A Charlotte woman will spend the next four years in prison after defrauding hundreds of people, federal prosecutors say.
Carissa Eugenia Brown, 35, duped debtors from across the country into paying her, according to a news release from United States Attorney for the Western District of North Carolina Dena King’s office.
From 2015 to July 2020 Brown contacted people who had been sued by creditors for outstanding debt and “falsely represented that she was authorized to collect the debt on behalf of those creditors,” the release said. She offered the debtors to “settle” for a reduced amount — provided that they paid the reduced amount in full or immediately began paying her, according to the release.

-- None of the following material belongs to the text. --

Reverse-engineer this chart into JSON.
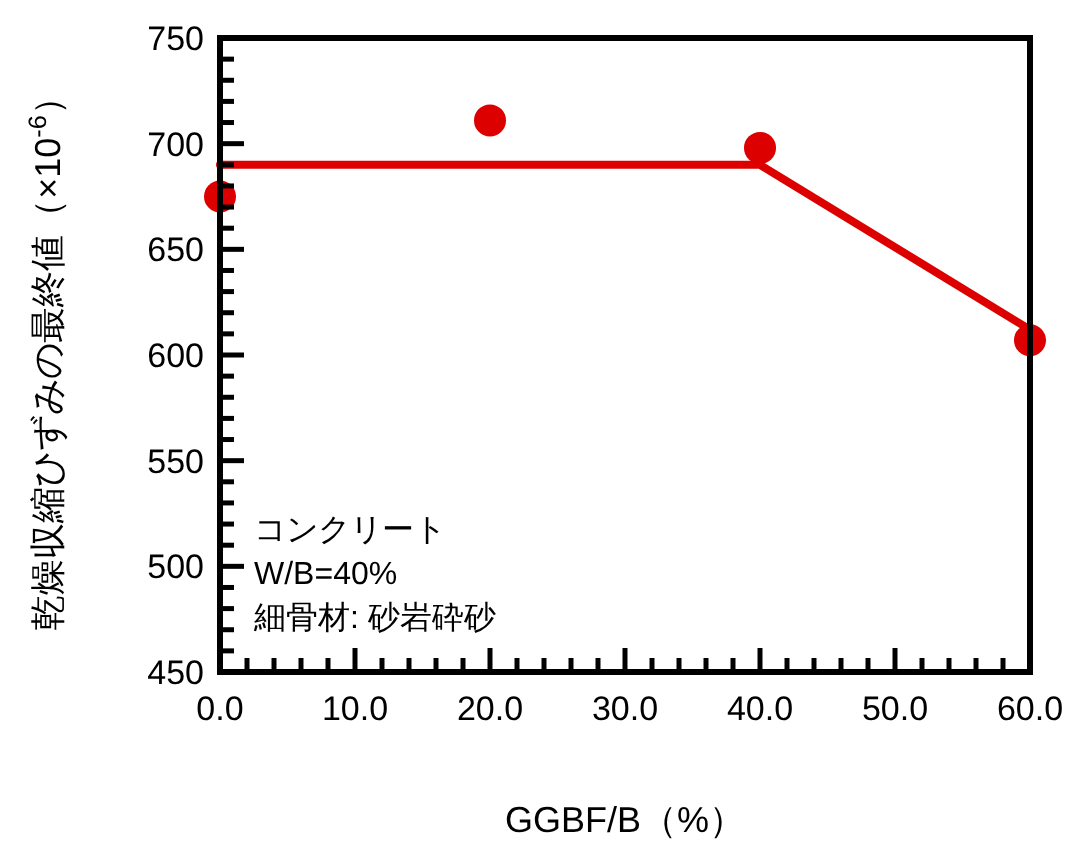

“Brown also employed threatening and harassing pressure tactics to fraudulently induce victims to pay her, including threatening to garnish victims’ wages, to seize victims’ bank accounts, or to file judgments in court if payment on the debt was not received,” the release said.
Brown buttressed her scheme with three businesses that she registered in North Carolina, as well as official-looking documents and voicemails where she pretended to be calling from a law firm, according to court documents.
Victims were stuck between paying their debts twice or staying on the true creditor’s default list.
The total payout: $1.9 million.
She will have to pay the bulk of that as restitution. And she will serve 54 months in prison, and another three years under court supervision once she is released, according to the release.
Brown, who went through multiple attorneys, filed a number of documents pro se. Those included motions to withdraw her own guilty plea.
“Defendant has taken the position throughout this case that the Government has no authority over her (e.g., she espouses ‘sovereign citizen’ theories),” United States Magistrate Judge David Keesler wrote in one court document.
District Judge Max Cogburn denied the motions.
Brown previously pleaded guilty to wire fraud and money laundering. She is in federal custody.